Mesmo com a renovação de contrato recém-assinada, o treinador não recusou o convite da Federação Chilena para assumir a seleção do país. Assim, o argentino deixou o clube chileno em alta e visto como um talento promissor para comandar La Roja.

Seleção chilena – Título e saída conturbada

Sampaoli comandou o Chile na Copa de 2014 — Foto: Marcos Ribolli / Globoesporte.com

Sampaoli comandou o Chile na Copa de 2014 — Foto: Marcos Ribolli / Globoesporte.com

Foi no comando da seleção chilena que Jorge Sampaoli teve seu primeiro grande descontentamento com dirigentes.

Mesmo com quase 70% de aproveitamento e a conquista do título da Copa América de 2015, em cima da Argentina de Messi, Sampaoli demonstrou descontentamento com a divulgação de seu salário, feita pelo presidente interino de federação à época.

Isso gerou um desgaste interno e foi um dos fatores que levaram Sampaoli a deixar a seleção chilena. O treinador buscou um acordo e fez a Federação abrir mão de boa parte (aproximadamente 80%) da multa rescisória.

Sevilla – Empolgação e frustração

Sampaoli passou pelo Sevilla — Foto: Reuters

Sampaoli passou pelo Sevilla — Foto: Reuters

Sampaoli passou uma temporada no Sevilla e teve dois semestres bastante distintos de trabalho. Seu início foi animador, com um time ofensivo e agressivo, assim como o Santos, que encantou os torcedores locais.

A equipe disputou a liderança do Campeonato Espanhol por boa parte da competição e ainda chegou às oitavas de final da Liga dos Campeões. No entanto, no segundo semestre de trabalho, o ritmo caiu drasticamente.

Foi aí que Sampaoli decidiu não dar continuidade ao trabalho e aceitou a proposta da AFA (Associação de Futebol Argentino) para comandar a seleção do país. Por isso, os dirigentes do Sevilla classificaram o trabalho do treinador como “inacabado” e, apesar dos bons resultados iniciais, não gostaram da atitude do argentino em “forçar” sua saída.

Seleção argentina – Chuva de críticas

Jorge Sampaoli comandou a Argentina em 2018 — Foto: Reuters

Jorge Sampaoli comandou a Argentina em 2018 — Foto: Reuters

Sampaoli teve uma passagem curta pela seleção da Argentina. Foram apenas 15 jogos, com sete vitórias, quatro empates e também quatro derrotas, sendo duas na Copa do Mundo de 2018, na Rússia.
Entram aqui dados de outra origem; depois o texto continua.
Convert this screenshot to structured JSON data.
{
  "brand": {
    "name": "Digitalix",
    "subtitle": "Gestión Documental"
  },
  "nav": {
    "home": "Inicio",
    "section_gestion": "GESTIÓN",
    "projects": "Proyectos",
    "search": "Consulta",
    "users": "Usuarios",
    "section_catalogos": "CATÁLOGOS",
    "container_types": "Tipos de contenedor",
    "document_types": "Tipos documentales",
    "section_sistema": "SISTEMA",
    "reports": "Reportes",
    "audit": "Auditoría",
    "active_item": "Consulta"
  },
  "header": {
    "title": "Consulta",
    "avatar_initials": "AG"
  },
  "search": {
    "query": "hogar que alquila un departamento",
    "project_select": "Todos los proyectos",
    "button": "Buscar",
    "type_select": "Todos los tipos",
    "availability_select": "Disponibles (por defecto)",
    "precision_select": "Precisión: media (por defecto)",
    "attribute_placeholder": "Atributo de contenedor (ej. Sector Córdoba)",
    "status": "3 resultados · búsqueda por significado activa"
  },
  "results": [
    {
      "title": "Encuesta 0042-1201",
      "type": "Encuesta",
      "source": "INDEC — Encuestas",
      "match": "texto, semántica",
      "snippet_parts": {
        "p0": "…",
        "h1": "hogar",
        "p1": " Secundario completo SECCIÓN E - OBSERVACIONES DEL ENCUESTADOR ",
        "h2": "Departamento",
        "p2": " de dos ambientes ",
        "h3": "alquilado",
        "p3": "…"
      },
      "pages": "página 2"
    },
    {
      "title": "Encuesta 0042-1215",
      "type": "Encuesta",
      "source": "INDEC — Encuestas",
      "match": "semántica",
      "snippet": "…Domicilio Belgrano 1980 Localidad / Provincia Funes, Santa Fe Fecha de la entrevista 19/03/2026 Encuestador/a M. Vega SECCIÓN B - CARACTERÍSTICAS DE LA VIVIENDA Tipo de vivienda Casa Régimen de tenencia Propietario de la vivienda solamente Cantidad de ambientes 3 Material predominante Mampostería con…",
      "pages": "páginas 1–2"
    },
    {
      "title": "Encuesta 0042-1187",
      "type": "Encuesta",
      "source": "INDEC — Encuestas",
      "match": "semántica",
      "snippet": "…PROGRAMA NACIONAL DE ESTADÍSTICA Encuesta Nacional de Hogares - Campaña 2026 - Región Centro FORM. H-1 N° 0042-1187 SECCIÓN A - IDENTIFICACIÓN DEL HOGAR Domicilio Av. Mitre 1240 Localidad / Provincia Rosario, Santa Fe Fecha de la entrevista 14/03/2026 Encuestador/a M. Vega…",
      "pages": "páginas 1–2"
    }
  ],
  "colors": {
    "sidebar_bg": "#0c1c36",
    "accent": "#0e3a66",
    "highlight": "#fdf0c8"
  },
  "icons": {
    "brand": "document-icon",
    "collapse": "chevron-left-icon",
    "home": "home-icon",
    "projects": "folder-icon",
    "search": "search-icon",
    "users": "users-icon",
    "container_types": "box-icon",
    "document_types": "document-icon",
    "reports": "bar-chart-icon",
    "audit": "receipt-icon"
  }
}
O desempenho abaixo das expectativas fez Sampaoli ceder à pressão e aceitar reduzir o valor de sua multa rescisória.

O resultado ruim na Copa, somado às inúmeras críticas da imprensa e dos torcedores, se tornou argumento definitivo para que o técnico aceitasse a redução e deixasse a seleção pela porta dos fundos.

Santos – Futuro incerto

Jorge Sampaoli atualmente treina o Santos — Foto:  Ivan Storti/Santos FC

Jorge Sampaoli atualmente treina o Santos — Foto: Ivan Storti/Santos FC

Agora, no Santos, Sampaoli faz um trabalho que supera as expectativas iniciais do clube e até da torcida. Porém, sua situação está indefinida.

Isso porque o anúncio da saída do superintendente Paulo Autuori e a falta de planejamento para a próxima temporada são questões que desagradam Sampaoli e podem ser decisivas para que o treinador “peça o boné” e deixe o cargo ao fim do Campeonato Brasileiro.

Então, se quiser manter o argentino no comando da equipe em 2020, o Santos precisa rever suas questões internas, já que o histórico do treinador mostra que não há multa que o segure quando a relação com a diretoria se desgasta.